– Да ты просто рождена для этой должности! – восклицал он. – А говорила, что не справишься.
В ответ Вероника лишь улыбалась и разводила руками: что, мол, поделаешь, коль я такая сообразительная.
Доволен был Георгий и Вероникой как сожительницей. Причем настолько, что даже перестал помышлять об интиме с другими женщинами. Вначале он даже удивлялся такой перемене в своем характере, но скоро с нею свыкся и даже стал находить в новом для себя образе жизни всяческие неожиданные плюсы. Например, ему больше не хотелось каждый вечер ходить в рестораны, да и на других женщин он почти перестал обращать внимание, а следовательно, из его жизни исчезли такие утомительные и двусмысленные неприятности, как постоянные расставания с дамами, ссоры с ними, объяснения в партийных кабинетах.
Примерно через две недели после начала сожительства с Вероникой Георгий даже предложил ей зарегистрировать отношения официальным образом. Но, к его удивлению, молодая женщина не захотела.
– Но почему? – не мог понять Георгий.
– А куда нам торопиться? – пожала плечами Вероника. – Давай поживем так, как есть. Присмотримся друг к другу, привыкнем… А потом подумаем и о регистрации. Не бойся, я от тебя никуда не денусь. Если ты сам меня не прогонишь, – она лукаво улыбнулась.
– Конечно, можно и не оформлять официально отношения, – согласился Георгий. – Ну а вдруг в верхах о нас узнают? Вот, скажут, живет без регистрации… И припаяют мне аморалку. Что тогда?
– А мы никому ничего не скажем. Зачем нам кричать о нашем сожительстве на всех углах? Мы будем жить тихонько. Я буду твоей тайной. А ты – моей. Так даже интереснее.
– Да, ну а вдруг все же кто-нибудь прознает про нашу тайну?
– А тогда ты скажешь, что сдаешь мне угол. Всего лишь угол – и ничего больше. И – никакой тебе аморалки. Умные люди найдут выход из любой ситуации. А мы же с тобой люди умные, не так ли?

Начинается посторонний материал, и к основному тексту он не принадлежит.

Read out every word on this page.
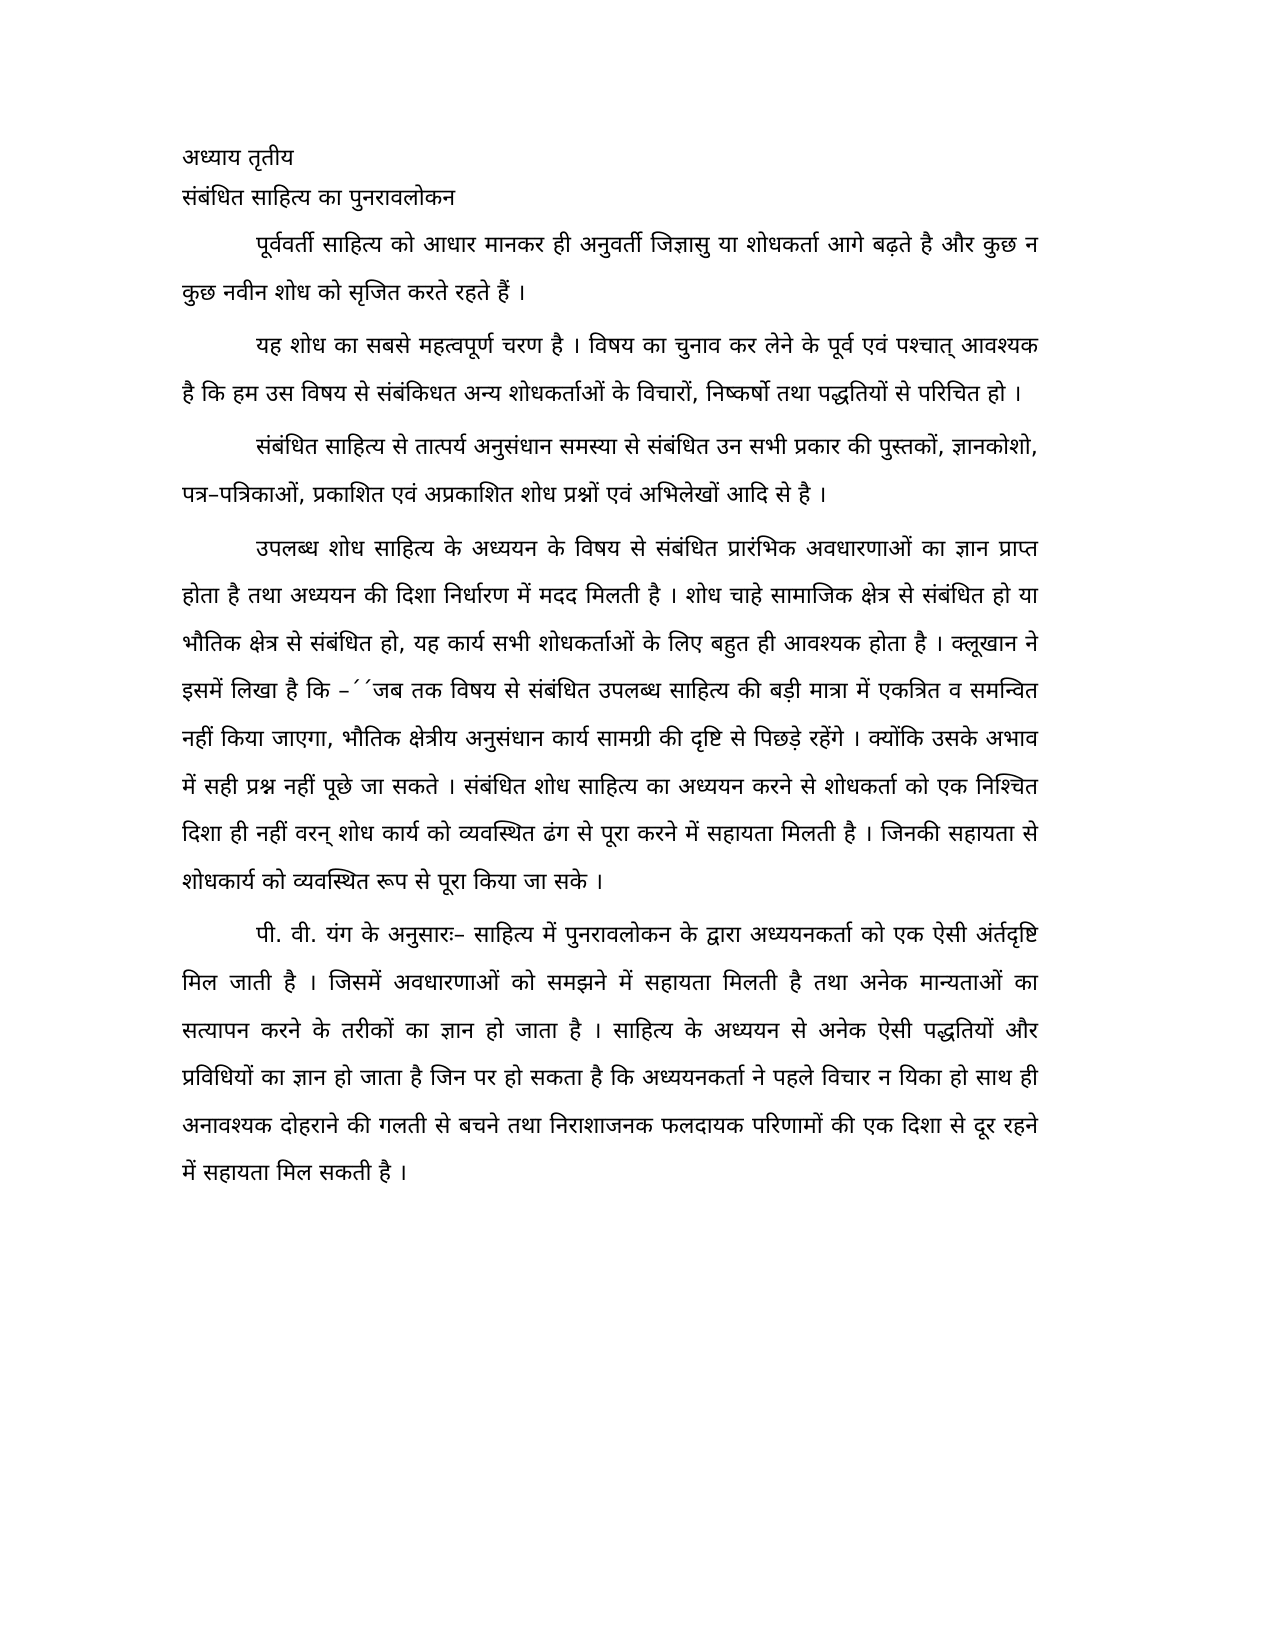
अध्याय तृतीय
संबंधित साहित्य का पुनरावलोकन

पूर्ववर्ती साहित्य को आधार मानकर ही अनुवर्ती जिज्ञासु या शोधकर्ता आगे बढ़ते है और कुछ न कुछ नवीन शोध को सृजित करते रहते हैं ।

यह शोध का सबसे महत्वपूर्ण चरण है । विषय का चुनाव कर लेने के पूर्व एवं पश्चात् आवश्यक है कि हम उस विषय से संबंकिधत अन्य शोधकर्ताओं के विचारों, निष्कर्षो तथा पद्धतियों से परिचित हो ।

संबंधित साहित्य से तात्पर्य अनुसंधान समस्या से संबंधित उन सभी प्रकार की पुस्तकों, ज्ञानकोशो, पत्र–पत्रिकाओं, प्रकाशित एवं अप्रकाशित शोध प्रश्नों एवं अभिलेखों आदि से है ।

उपलब्ध शोध साहित्य के अध्ययन के विषय से संबंधित प्रारंभिक अवधारणाओं का ज्ञान प्राप्त होता है तथा अध्ययन की दिशा निर्धारण में मदद मिलती है । शोध चाहे सामाजिक क्षेत्र से संबंधित हो या भौतिक क्षेत्र से संबंधित हो, यह कार्य सभी शोधकर्ताओं के लिए बहुत ही आवश्यक होता है । क्लूखान ने इसमें लिखा है कि –´´जब तक विषय से संबंधित उपलब्ध साहित्य की बड़ी मात्रा में एकत्रित व समन्वित नहीं किया जाएगा, भौतिक क्षेत्रीय अनुसंधान कार्य सामग्री की दृष्टि से पिछड़े रहेंगे । क्योंकि उसके अभाव में सही प्रश्न नहीं पूछे जा सकते । संबंधित शोध साहित्य का अध्ययन करने से शोधकर्ता को एक निश्चित दिशा ही नहीं वरन् शोध कार्य को व्यवस्थित ढंग से पूरा करने में सहायता मिलती है । जिनकी सहायता से शोधकार्य को व्यवस्थित रूप से पूरा किया जा सके ।

पी. वी. यंग के अनुसारः– साहित्य में पुनरावलोकन के द्वारा अध्ययनकर्ता को एक ऐसी अंर्तदृष्टि मिल जाती है । जिसमें अवधारणाओं को समझने में सहायता मिलती है तथा अनेक मान्यताओं का सत्यापन करने के तरीकों का ज्ञान हो जाता है । साहित्य के अध्ययन से अनेक ऐसी पद्धतियों और प्रविधियों का ज्ञान हो जाता है जिन पर हो सकता है कि अध्ययनकर्ता ने पहले विचार न यिका हो साथ ही अनावश्यक दोहराने की गलती से बचने तथा निराशाजनक फलदायक परिणामों की एक दिशा से दूर रहने में सहायता मिल सकती है ।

– Что ж… – сказал Георгий, и на том их разговор закончился.
Глава 5
Между тем жизнь шла своим чередом, и она была очень тревожной. Все более ощущалось приближение войны. А где тревога, там и всяческие хлопоты. Конечно, на словах все друг друга уверяли, что никакой войны в обозримом будущем не случится. Какая война, с кем? Как-никак, у Советского Союза с Германией пакт о взаимном ненападении. Да и кроме того, наша армия сильна и зорко охраняет свои рубежи. Так что повода для беспокойства нет, все вредные и панические разговоры побоку, продолжаем строить светлое социалистическое будущее.

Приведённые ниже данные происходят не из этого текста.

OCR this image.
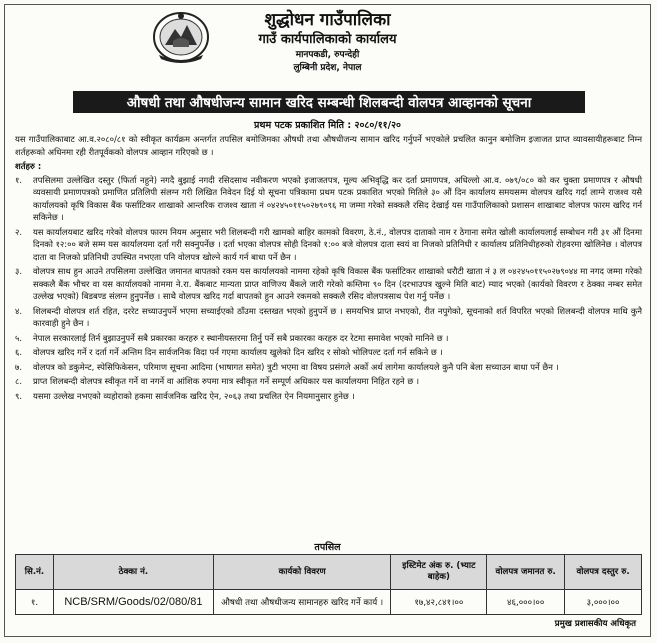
शुद्धोधन गाउँपालिका
गाउँ कार्यपालिकाको कार्यालय
मानपकडी, रुपन्देही
लुम्बिनी प्रदेश, नेपाल
औषधी तथा औषधीजन्य सामान खरिद सम्बन्धी शिलबन्दी वोलपत्र आव्हानको सूचना
प्रथम पटक प्रकाशित मिति : २०८०/११/२०

यस गाउँपालिकाबाट आ.व.२०८०/८१ को स्वीकृत कार्यक्रम अन्तर्गत तपसिल बमोजिमका औषधी तथा औषधीजन्य सामान खरिद गर्नुपर्ने भएकोले प्रचलित कानुन बमोजिम इजाजत प्राप्त व्यावसायीहरूबाट निम्न शर्तहरूको अधिनमा रही रीतपूर्वकको वोलपत्र आव्हान गरिएको छ ।

शर्तहरु :
१.	तपसिलमा उल्लेखित दस्तुर (फिर्ता नहुने) नगदै बुझाई नगदी रसिदसाथ नवीकरण भएको इजाजतपत्र, मूल्य अभिवृद्धि कर दर्ता प्रमाणपत्र, अधिल्लो आ.व. ०७९/०८० को कर चुक्ता प्रमाणपत्र र औषधी व्यवसायी प्रमाणपत्रको प्रमाणित प्रतिलिपी संलग्न गरी लिखित निवेदन दिई यो सूचना पत्रिकामा प्रथम पटक प्रकाशित भएको मितिले ३० औं दिन कार्यालय समयसम्म वोलपत्र खरिद गर्दा लाग्ने राजश्व यसै कार्यालयको कृषि विकास बैंक फर्साटिकर शाखाको आन्तरिक राजश्व खाता नं ०४२४५०११५०२७९०९६ मा जम्मा गरेको सक्कलै रसिद देखाई यस गाउँपालिकाको प्रशासन शाखाबाट वोलपत्र फारम खरिद गर्न सकिनेछ ।
२.	यस कार्यालयबाट खरिद गरेको वोलपत्र फारम नियम अनुसार भरी शिलबन्दी गरी खामको बाहिर कामको विवरण, ठे.नं., वोलपत्र दाताको नाम र ठेगाना समेत खोली कार्यालयलाई सम्बोधन गरी ३१ औं दिनमा दिनको १२:०० बजे सम्म यस कार्यालयमा दर्ता गरी सक्नुपर्नेछ । दर्ता भएका वोलपत्र सोही दिनको १:०० बजे वोलपत्र दाता स्वयं वा निजको प्रतिनिधी र कार्यालय प्रतिनिधीहरुको रोहवरमा खोलिनेछ । वोलपत्र दाता वा निजको प्रतिनिधी उपस्थित नभएता पनि वोलपत्र खोल्ने कार्य गर्न बाधा पर्ने छैन ।
३.	वोलपत्र साथ हुन आउने तपसिलमा उल्लेखित जमानत बापतको रकम यस कार्यालयको नाममा रहेको कृषि विकास बैंक फर्साटिकर शाखाको धरौटी खाता नं ३ ल ०४२४५०११५०२७९०४४ मा नगद जम्मा गरेको सक्कलै बैंक भौचर वा यस कार्यालयको नाममा ने.रा. बैंकबाट मान्यता प्राप्त वाणिज्य बैंकले जारी गरेको कम्तिमा ९० दिन (दरभाउपत्र खुल्ने मिति बाट) म्याद भएको (कार्यको विवरण र ठेक्का नम्बर समेत उल्लेख भएको) बिडबण्ड संलग्न हुनुपर्नेछ । साथै वोलपत्र खरिद गर्दा बापतको हुन आउने रकमको सक्कलै रसिद वोलपत्रसाथ पेश गर्नु पर्नेछ ।
४.	शिलबन्दी वोलपत्र शर्त रहित, दररेट सच्याउनुपर्ने भएमा सच्याईएको ठाँउमा दस्तखत भएको हुनुपर्ने छ । समयभित्र प्राप्त नभएको, रीत नपुगेको, सूचनाको शर्त विपरित भएको शिलबन्दी वोलपत्र माथि कुनै कारवाही हुने छैन ।
५.	नेपाल सरकारलाई तिर्न बुझाउनुपर्ने सबै प्रकारका करहरु र स्थानीयस्तरमा तिर्नु पर्ने सबै प्रकारका करहरु दर रेटमा समावेश भएको मानिने छ ।
६.	वोलपत्र खरिद गर्ने र दर्ता गर्ने अन्तिम दिन सार्वजनिक विदा पर्न गएमा कार्यालय खुलेको दिन खरिद र सोको भोलिपल्ट दर्ता गर्न सकिने छ ।
७.	वोलपत्र को डकुमेन्ट, स्पेसिफिकेसन, परिमाण सूचना आदिमा (भाषागत समेत) त्रुटी भएमा वा विषय प्रसंगले अर्को अर्थ लागेमा कार्यालयले कुनै पनि बेला सच्याउन बाधा पर्ने छैन ।
८.	प्राप्त शिलबन्दी वोलपत्र स्वीकृत गर्ने वा नगर्ने वा आंशिक रुपमा मात्र स्वीकृत गर्ने सम्पूर्ण अधिकार यस कार्यालयमा निहित रहने छ ।
९.	यसमा उल्लेख नभएको व्यहोराको हकमा सार्वजनिक खरिद ऐन, २०६३ तथा प्रचलित ऐन नियमानुसार हुनेछ ।
तपसिल
सि.नं.	ठेक्का नं.	कार्यको विवरण	इस्टिमेट अंक रु. (भ्याट बाहेक)	वोलपत्र जमानत रु.	वोलपत्र दस्तुर रु.
१.	NCB/SRM/Goods/02/080/81	औषधी तथा औषधीजन्य सामानहरु खरिद गर्ने कार्य ।	१७,४२,८४१।००	४६,०००।००	३,०००।००
प्रमुख प्रशासकीय अधिकृत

Но помимо разговоров были еще и дела. И они отличались от пересудов, заверений и успокоений. На деле страна готовилась к войне. Это касалось всех сторон жизни, в том числе и добычи угля. Угля, может быть, даже больше, чем чего бы то ни было. Как-никак уголь был «хлебом промышленности», то есть от него напрямую зависела выплавка стали, из которой делали оружие. И если не будет угля, то не будет и стали, а не будет стали – не будет оружия. И чем тогда отражать нападение врага?
Стало быть, угледобычу следовало наращивать ударными темпами. Это был первый пункт государственного плана. Был и второй пункт – секретный. Конечно, врага на свою территорию мы не допустим, но если так случится, что враг все же захватит наши земли, а стало быть, и наши шахты, то нужно сделать так, чтобы вместо шахт ему достались одни развалины. То есть перед нашим отходом и соответственно приходом врага шахты нужно уничтожить. Взорвать или затопить, чтобы враг не смог добыть из них ни грамма угля для своей промышленности.
Во исполнение этого плана за каждым руководящим работником Донбасса были закреплены по нескольку шахт. То есть этот руководитель отвечал за подготовку шахт к их уничтожению. План, следует повториться, был секретным. Поэтому никто из ответственных под страхом суда не смел говорить никому, какие именно шахты за ним закреплены. Об этом должны были знать лишь несколько лиц из вышестоящего начальства, сам ответственный да, пожалуй, еще его секретарь. Секретарь – потому что ей приходилось писать отчеты о том, как идет подготовка к возможной ликвидации шахт, какие при этом возникают проблемы и вопросы. Конечно, и она также обязана была хранить эту тайну под страхом все того же суда.